Jacob Zuma sur la sellette
Dépassé par un conflit qui a déjà coûté 548 millions de dollars (418 millions d'euros) au secteur,
le président sud-africain Jacob Zuma n’a pas hésité à employer les grands moyens, à savoir l’armée, pour tenter de ramener le calme dans le pays, au risque de perdre sa place de président de l’
ANC à la prochaine conférence élective en décembre.
C’est en effet la première fois que la police tire sur la foule à balles réelles dans l’Afrique du Sud post-
apartheid et le geste reste lourd de sens. Jacob Zuma s’est vu reprocher d’employer les mêmes méthodes que pendant la période de l’apartheid, aboli en 1994. Une accusation dont il s’est défendu, assurant que l’Etat n’intervenait que "pour mettre un terme à la violence et à l'intimidation comme dans n'importe quel pays démocratique du monde". Le 15 septembre, l'évêque anglican Jo Seoka, médiateur dans les pourparlers entre les mineurs et leur direction, a pourtant mis en garde le pouvoir: "Le gouvernement doit être fou pour croire que ce qui ressemble pour moi à la répression du temps de l'apartheid puisse réussir".
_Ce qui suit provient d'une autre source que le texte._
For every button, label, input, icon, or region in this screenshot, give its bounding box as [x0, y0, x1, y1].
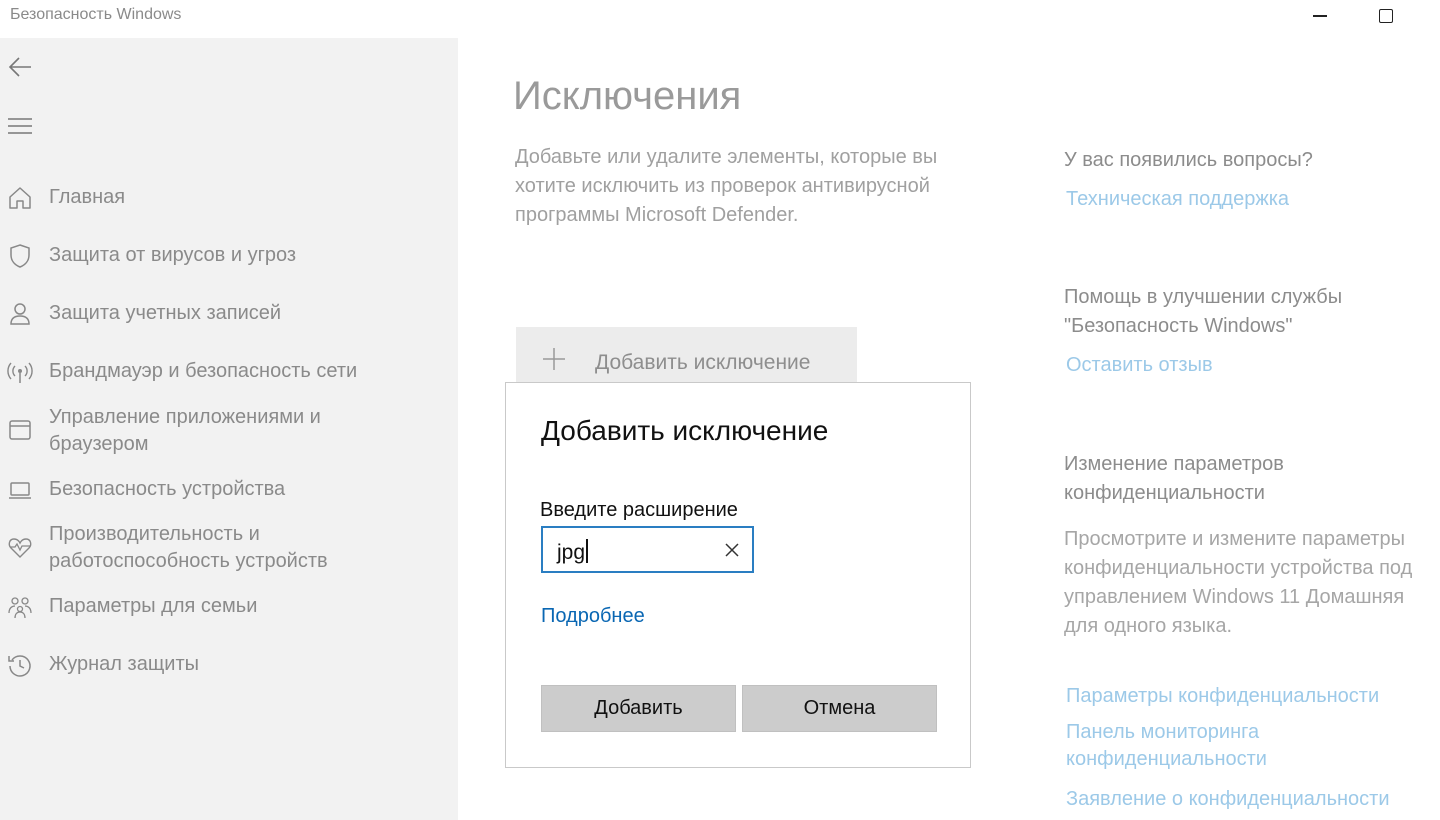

Les syndicats déconnectés de leur base
"Cosatu est débordée par sa base : il y a de plus en plus de syndicats dissidents. C’est la première fois dans l’Afrique du Sud post-apartheid que des grévistes ne sont pas encadrés par les syndicats traditionnels", explique Caroline Dumay.
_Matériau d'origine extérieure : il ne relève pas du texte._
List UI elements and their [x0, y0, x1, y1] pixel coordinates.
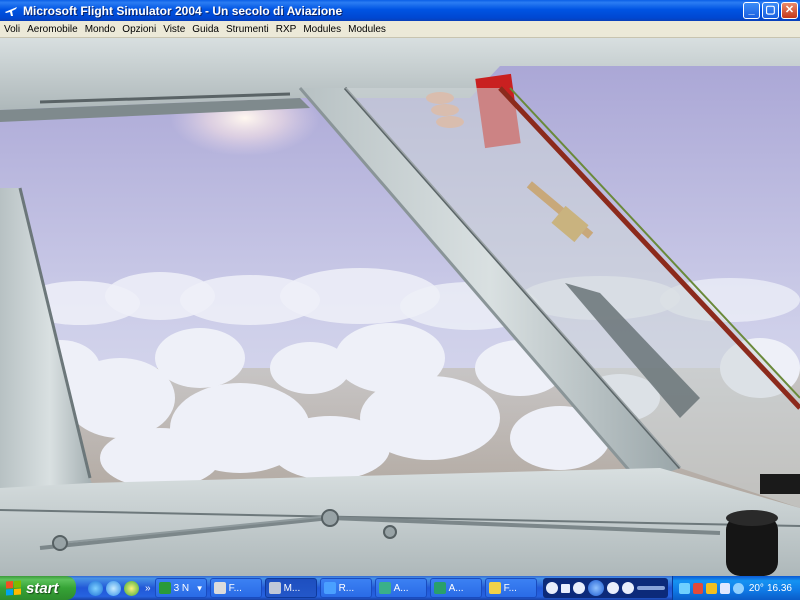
start-label: start: [26, 579, 59, 597]
task-button-f1[interactable]: F...: [209, 578, 262, 598]
task-buttons: 3 N ▼ F... M... R... A... A... F...: [154, 578, 537, 598]
task-button-a1[interactable]: A...: [374, 578, 427, 598]
cockpit-scene: [0, 38, 800, 576]
close-button[interactable]: ✕: [781, 2, 798, 19]
network-icon[interactable]: [679, 582, 690, 594]
app-icon: [378, 582, 391, 594]
menu-opzioni[interactable]: Opzioni: [118, 24, 159, 35]
previous-icon[interactable]: [572, 582, 585, 594]
system-tray: 20° 16.36: [672, 576, 800, 600]
chevron-down-icon: ▼: [195, 583, 204, 593]
next-icon[interactable]: [606, 582, 619, 594]
title-bar[interactable]: Microsoft Flight Simulator 2004 - Un sec…: [0, 0, 800, 21]
help-icon[interactable]: [88, 580, 103, 596]
menu-voli[interactable]: Voli: [0, 24, 23, 35]
plane-icon: [268, 582, 281, 594]
folder-icon: [488, 582, 501, 594]
security-icon[interactable]: [706, 582, 717, 594]
ie-icon[interactable]: [106, 580, 121, 596]
temperature-readout: 20°: [748, 582, 764, 594]
throttle-knob: [726, 510, 778, 576]
clock[interactable]: 16.36: [767, 583, 792, 594]
maximize-button[interactable]: ▢: [762, 2, 779, 19]
task-button-msfs[interactable]: M...: [264, 578, 317, 598]
messenger-icon[interactable]: [124, 580, 139, 596]
menu-strumenti[interactable]: Strumenti: [222, 24, 272, 35]
menu-viste[interactable]: Viste: [159, 24, 188, 35]
taskbar: start » 3 N ▼ F... M... R... A... A... F…: [0, 576, 800, 600]
quick-launch: [88, 580, 139, 596]
cockpit-view[interactable]: [0, 38, 800, 576]
menu-rxp[interactable]: RXP: [272, 24, 300, 35]
speaker-icon[interactable]: [719, 582, 731, 594]
antivirus-icon[interactable]: [692, 582, 704, 594]
media-player-toolbar: [542, 578, 668, 598]
window-title: Microsoft Flight Simulator 2004 - Un sec…: [23, 3, 343, 18]
task-button-folder[interactable]: F...: [484, 578, 537, 598]
task-button-excel[interactable]: 3 N ▼: [154, 578, 207, 598]
weather-icon[interactable]: [733, 582, 744, 594]
quicklaunch-more-icon[interactable]: »: [145, 583, 151, 594]
stop-icon[interactable]: [560, 583, 570, 593]
volume-icon[interactable]: [621, 582, 634, 594]
plane-app-icon: [4, 4, 18, 18]
excel-icon: [158, 582, 171, 594]
task-button-ie[interactable]: R...: [319, 578, 372, 598]
volume-slider[interactable]: [636, 586, 665, 590]
minimize-button[interactable]: _: [743, 2, 760, 19]
windows-logo-icon: [6, 580, 21, 596]
menu-modules-1[interactable]: Modules: [299, 24, 344, 35]
app-icon: [433, 582, 446, 594]
menu-bar: Voli Aeromobile Mondo Opzioni Viste Guid…: [0, 21, 800, 38]
window-controls: _ ▢ ✕: [743, 2, 798, 19]
window-icon: [213, 582, 226, 594]
menu-mondo[interactable]: Mondo: [81, 24, 119, 35]
media-options-icon[interactable]: [545, 582, 558, 594]
play-icon[interactable]: [587, 580, 604, 596]
ie-icon: [323, 582, 336, 594]
menu-guida[interactable]: Guida: [188, 24, 222, 35]
menu-aeromobile[interactable]: Aeromobile: [23, 24, 81, 35]
start-button[interactable]: start: [0, 576, 76, 600]
menu-modules-2[interactable]: Modules: [344, 24, 389, 35]
task-button-a2[interactable]: A...: [429, 578, 482, 598]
Une déconnexion que l’aile gauche de Cosatu explique par la prégnance des affaires politiques dans l’organisation. Concentrés sur les querelles internes de l’ANC - divisé entre pro et anti-Zuma - et bridés par leur alliance avec le gouvernement, les dirigeants en oubliraient l’intérêt des travailleurs. Lors du Congrès national, la confédération devrait décider si elle doit rester alignée sur les positions de l'ANC, et, au cas échéant, sur quel ANC. Des stratégies politiques qui risquent d’éclipser les questions de fond comme l’instauration d’un salaire minimum commun à tous les secteurs et de lasser une fois de plus la base ouvrière.
"Les plus pauvres ne se retrouvent ni dans l’opposition, ni dans les syndicats, ni dans l’ANC qui les a trahis. Ils ne se sentent représentés par personne alors que leurs besoins sont immenses. Si leurs conditions de vie ne s’améliorent pas, s’il n’y a pas de réforme foncière et professionnelle rapidement, l’Afrique du Sud ira vers une nouvelle révolte", conclut Marianne Séverin.